Elle fit quelques pas sur l’estacade qui s’avançait au-dessus des rochers de la Punta Rossa, veillant toutefois à ne pas être aperçue des quelques touristes qui se tenaient près du phare. Elle avait raconté à Franck qu’elle allait voir les flics à la brigade de Calvi, pour demander au capitaine Cadenat s’il avait du nouveau pour son histoire de portefeuille. Après tout, elle n’avait menti qu’à moitié, une fille de flic vivait ici, du moins quand elle ne prenait pas son service à l’Antenne médicale d’urgence de Balagne. Aurélia Garcia était devenue infirmière au Centre hospitalier de Calvi, commençait tôt, ne rentrerait pas avant midi.
Natale lui avait proposé un café. Elle avait accepté.
Natale traînait.
Briser la glace prendrait du temps.
Clotilde laissait le vent ébouriffer ses cheveux. Elle était bien, sur la terrasse. Elle n’avait aucune envie de retourner à l’intérieur de la villa. D’ordinaire, pensa-t-elle, les maisons sont banales de l’extérieur, des pavillons jumeaux dans des lotissements standardisés, des appartements semblables, même dans les quartiers les plus bourgeois. Mais derrière ces façades maussades se cachent des intimités dévoilées, des pièces où chaque objet posé, chaque cadre accroché, chaque livre exposé révèle une identité. Avec goût. Avec âme.

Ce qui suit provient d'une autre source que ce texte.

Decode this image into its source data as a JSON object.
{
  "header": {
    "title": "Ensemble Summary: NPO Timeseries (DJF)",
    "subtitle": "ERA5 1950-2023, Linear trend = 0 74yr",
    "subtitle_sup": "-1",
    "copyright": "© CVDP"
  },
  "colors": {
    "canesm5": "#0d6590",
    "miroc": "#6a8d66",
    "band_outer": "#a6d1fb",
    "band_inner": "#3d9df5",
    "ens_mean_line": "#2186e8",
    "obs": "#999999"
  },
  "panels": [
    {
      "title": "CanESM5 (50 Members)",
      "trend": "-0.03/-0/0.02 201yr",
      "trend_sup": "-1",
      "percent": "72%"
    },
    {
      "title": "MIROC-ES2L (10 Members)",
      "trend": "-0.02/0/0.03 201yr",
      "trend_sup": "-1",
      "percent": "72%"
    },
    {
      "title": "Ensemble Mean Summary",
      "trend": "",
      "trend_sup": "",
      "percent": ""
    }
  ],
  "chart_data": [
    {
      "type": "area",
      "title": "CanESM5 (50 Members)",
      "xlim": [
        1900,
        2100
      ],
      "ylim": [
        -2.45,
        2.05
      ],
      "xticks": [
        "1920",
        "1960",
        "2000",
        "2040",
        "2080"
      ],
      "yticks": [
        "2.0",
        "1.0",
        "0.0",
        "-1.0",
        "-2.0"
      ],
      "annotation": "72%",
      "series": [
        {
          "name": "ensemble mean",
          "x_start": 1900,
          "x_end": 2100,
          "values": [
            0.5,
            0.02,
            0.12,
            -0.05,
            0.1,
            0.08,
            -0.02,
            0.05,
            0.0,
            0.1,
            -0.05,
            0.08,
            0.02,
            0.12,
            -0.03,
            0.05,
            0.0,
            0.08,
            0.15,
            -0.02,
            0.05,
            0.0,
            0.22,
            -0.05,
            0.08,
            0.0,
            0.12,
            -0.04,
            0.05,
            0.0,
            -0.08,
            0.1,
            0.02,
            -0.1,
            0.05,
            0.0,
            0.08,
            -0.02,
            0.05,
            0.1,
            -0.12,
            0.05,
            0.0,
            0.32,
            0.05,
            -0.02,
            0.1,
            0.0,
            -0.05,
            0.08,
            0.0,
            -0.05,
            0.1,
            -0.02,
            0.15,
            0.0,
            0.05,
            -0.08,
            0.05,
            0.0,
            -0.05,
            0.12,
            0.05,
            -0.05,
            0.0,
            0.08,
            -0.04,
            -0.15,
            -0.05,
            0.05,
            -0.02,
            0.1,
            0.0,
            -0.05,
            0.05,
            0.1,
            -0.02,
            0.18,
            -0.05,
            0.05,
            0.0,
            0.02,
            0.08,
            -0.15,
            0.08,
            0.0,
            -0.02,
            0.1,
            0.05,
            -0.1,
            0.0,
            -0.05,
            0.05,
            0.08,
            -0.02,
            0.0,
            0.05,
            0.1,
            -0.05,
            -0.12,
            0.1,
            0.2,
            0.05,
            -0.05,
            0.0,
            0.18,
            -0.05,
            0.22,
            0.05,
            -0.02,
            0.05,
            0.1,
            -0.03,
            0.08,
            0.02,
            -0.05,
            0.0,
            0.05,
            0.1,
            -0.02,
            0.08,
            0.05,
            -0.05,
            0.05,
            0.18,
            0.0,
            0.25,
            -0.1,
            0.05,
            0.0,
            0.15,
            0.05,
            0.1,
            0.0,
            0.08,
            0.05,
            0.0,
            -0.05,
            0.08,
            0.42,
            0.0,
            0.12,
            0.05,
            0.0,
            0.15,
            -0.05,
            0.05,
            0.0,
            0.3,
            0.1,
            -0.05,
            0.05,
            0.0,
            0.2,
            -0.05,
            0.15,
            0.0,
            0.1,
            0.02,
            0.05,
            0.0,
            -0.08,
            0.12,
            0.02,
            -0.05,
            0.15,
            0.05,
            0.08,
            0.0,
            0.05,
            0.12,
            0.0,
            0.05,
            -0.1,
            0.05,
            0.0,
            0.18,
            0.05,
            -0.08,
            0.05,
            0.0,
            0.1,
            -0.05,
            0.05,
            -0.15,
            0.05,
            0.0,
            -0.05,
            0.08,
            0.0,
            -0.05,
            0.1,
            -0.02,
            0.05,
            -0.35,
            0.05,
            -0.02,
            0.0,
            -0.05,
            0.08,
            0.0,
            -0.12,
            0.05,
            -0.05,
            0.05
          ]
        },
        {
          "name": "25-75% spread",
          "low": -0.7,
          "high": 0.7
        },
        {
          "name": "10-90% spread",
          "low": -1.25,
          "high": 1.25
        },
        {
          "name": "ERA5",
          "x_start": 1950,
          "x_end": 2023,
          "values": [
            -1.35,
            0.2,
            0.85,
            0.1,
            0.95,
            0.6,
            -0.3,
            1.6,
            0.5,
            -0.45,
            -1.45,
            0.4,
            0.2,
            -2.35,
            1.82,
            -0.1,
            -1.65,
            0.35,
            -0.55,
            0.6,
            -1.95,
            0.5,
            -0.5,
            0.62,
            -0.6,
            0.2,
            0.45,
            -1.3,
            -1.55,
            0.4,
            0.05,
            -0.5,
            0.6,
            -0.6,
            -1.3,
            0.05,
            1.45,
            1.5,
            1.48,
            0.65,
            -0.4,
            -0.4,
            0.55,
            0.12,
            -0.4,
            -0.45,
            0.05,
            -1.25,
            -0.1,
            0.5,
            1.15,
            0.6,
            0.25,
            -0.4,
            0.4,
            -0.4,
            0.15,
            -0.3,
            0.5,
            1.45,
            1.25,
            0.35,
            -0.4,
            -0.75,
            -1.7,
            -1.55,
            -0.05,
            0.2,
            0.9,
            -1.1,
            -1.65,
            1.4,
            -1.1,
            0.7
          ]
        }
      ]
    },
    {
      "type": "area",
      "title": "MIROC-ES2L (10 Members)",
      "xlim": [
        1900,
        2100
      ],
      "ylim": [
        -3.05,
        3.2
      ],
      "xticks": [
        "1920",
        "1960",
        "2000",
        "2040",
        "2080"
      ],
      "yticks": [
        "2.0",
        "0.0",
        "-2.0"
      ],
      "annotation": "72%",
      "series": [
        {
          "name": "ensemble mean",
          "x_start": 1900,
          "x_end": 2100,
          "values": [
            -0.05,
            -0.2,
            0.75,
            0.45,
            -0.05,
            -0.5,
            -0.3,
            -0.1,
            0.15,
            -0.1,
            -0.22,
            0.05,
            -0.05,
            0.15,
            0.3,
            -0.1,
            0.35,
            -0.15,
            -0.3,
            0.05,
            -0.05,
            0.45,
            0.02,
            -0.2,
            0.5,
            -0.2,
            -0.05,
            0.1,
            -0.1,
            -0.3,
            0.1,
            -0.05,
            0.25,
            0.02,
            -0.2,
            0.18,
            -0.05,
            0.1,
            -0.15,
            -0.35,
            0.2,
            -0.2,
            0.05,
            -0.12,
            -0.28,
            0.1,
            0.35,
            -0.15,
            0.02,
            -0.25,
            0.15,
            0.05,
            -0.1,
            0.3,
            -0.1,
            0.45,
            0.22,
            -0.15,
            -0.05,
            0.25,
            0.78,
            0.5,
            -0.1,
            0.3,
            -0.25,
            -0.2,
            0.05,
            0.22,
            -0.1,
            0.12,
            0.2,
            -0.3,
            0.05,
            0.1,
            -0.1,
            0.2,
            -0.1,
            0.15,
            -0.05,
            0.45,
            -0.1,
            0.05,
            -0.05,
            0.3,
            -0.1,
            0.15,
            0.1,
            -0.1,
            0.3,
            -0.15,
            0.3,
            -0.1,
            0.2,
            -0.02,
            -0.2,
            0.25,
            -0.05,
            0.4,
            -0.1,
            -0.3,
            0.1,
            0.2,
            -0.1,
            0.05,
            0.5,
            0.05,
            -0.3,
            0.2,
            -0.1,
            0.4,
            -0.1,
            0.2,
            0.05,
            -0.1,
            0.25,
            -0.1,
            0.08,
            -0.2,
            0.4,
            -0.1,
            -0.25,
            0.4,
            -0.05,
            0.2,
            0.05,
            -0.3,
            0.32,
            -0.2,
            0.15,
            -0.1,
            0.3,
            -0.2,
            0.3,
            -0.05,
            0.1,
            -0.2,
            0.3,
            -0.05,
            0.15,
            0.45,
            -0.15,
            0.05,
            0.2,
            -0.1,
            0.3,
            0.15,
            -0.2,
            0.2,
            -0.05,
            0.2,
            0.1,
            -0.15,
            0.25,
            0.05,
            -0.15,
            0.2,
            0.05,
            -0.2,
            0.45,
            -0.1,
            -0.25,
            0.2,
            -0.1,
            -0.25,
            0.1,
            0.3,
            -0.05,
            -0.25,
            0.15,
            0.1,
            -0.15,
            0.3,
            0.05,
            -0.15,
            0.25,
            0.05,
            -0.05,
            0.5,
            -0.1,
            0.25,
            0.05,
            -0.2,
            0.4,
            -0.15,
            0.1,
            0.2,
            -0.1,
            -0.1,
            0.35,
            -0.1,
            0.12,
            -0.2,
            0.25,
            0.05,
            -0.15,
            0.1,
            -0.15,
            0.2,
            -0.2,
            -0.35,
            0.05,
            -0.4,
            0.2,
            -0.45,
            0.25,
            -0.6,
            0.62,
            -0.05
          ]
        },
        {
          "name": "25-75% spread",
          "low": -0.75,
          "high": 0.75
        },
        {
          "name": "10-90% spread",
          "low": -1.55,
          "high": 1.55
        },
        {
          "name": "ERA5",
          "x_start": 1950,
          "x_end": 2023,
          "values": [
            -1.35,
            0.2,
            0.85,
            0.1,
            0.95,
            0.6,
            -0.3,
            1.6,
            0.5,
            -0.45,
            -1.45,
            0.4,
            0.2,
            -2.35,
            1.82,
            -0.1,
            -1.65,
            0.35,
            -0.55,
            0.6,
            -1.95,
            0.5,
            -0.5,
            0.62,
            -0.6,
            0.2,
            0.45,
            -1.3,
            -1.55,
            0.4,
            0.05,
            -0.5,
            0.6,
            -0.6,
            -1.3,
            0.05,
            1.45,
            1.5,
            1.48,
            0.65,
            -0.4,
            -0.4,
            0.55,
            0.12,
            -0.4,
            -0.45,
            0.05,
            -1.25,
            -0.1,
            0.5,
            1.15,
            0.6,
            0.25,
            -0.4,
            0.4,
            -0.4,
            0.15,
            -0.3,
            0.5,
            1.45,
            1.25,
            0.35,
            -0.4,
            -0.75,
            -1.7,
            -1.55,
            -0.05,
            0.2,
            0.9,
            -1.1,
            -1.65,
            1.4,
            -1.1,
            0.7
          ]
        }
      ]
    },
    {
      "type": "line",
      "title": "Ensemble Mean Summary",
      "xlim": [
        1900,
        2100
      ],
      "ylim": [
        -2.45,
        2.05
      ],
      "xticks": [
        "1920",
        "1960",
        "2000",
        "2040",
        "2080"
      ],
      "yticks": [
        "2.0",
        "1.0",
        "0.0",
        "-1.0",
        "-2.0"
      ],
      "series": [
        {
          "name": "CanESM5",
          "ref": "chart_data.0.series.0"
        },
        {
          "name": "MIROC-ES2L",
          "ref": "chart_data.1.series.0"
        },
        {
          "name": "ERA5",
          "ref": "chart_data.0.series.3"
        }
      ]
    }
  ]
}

Tout l’inverse de la Punta Rossa!
L’étrange chalet posé sur les rochers rouges, uniquement bâti de bois et de verre, avait été élevé par Natale, planche après planche, vitre après vitre, lorsqu’il avait à peine vingt ans; il ne pouvait être occupé que par un être d’exception, au moins aux yeux des randonneurs qui découvraient la bâtisse du haut du sentier des douaniers. Chaque détail avait été pensé avec originalité, des coquillages incrustés dans les piliers aux dauphins sculptés dans les poutres. La villa Punta Rossa avait mille fois été prise en photo, googlisée et facebookée, Clotilde avait pu le constater toutes ces années passées à taper Punta Rossa sur un moteur de recherche et à rêver, à fantasmer sur cette petite merveille d’architecture… et sur son bâtisseur. Pourtant, quel randonneur aurait pu soupçonner que dans ce chalet se dissimulait le plus kitsch, le plus banal, le plus douteux des décors intérieurs? Au-dessus de cubes Ikea déclinés sous les formes les plus diverses, bibliothèque, meuble télé, buffet, tabourets, table basse, quelques affiches tentaient de colorer la blancheur laquée du mobilier: baisers de Klimt, leçons de piano de Renoir, nymphéas de Monet.
— Ton café, Clotilde.
Natale lui avait dit qu’il était un peu pressé. Il prenait son service à 11 heures. Il était chef du rayon poissonnerie du Super U de Lumio.
— Me regarde pas comme ça, Clotilde.
— Comme quoi…
— Comme si t’étais déçue… Par tout ça. Par moi.
— Pourquoi? Pourquoi serais-je déçue?
— N’en rajoute pas.
Il s’éloigna et revint quelques secondes plus tard avec un verre à la main, un gobelet de la taille d’un dé à coudre, empli à ras d’un liquide rose.
Liqueur ou médicament?
Natale devait avoir un peu plus de cinquante ans. Clotilde le trouvait toujours beau. Plus beau encore qu’à vingt-cinq ans. Désabusé. Mélancolique. Presque cynique. Elle quitta la terrasse pour le rejoindre dans la villa. Une photo d’Aurélia était accrochée au-dessus d’un buffet à vitre coulissante où s’exposait une collection de coquetiers, de ronds de serviette et de boîtes à thé. Clotilde fixa ostensiblement le cliché. Aurélia souriait. Robe griffée. Peau bronzée. Sourcils épilés.
— Je ne suis pas déçue, Natale, c’est juste que je n’aurais jamais cru.
— Moi non plus.
Il se retourna. Son dé à coudre était déjà vide, puis plein. Clotilde avait repéré la bouteille cette fois, et pas sur l’étagère de l’armoire à pharmacie.
Alcool de myrte. 40°, caves Damiani.
Clotilde ne pouvait pas en rester là. Pas après toutes ces années.
— Natale…
Trop tard pour reculer. Elle détourna les yeux du portrait d’Aurélia.
— Natale, je peux bien te le dire maintenant, il y a prescription, comme on dit. Tu sais, toutes ces années, même si on ne s’est jamais écrit, téléphoné, contactés, tu étais là pourtant. Tu m’as accompagnée. Je ne te parle pas de l’été 89 du haut de mes quinze ans, de nos balades en bateau, de la baie de la Revellata. Je te parle d’après. De ma vie d’après. Tu étais la preuve que tout est possible, Natale. Comment te dire… Une sorte de boussole, qui indiquerait un cinquième point cardinal, quelque part du côté des étoiles.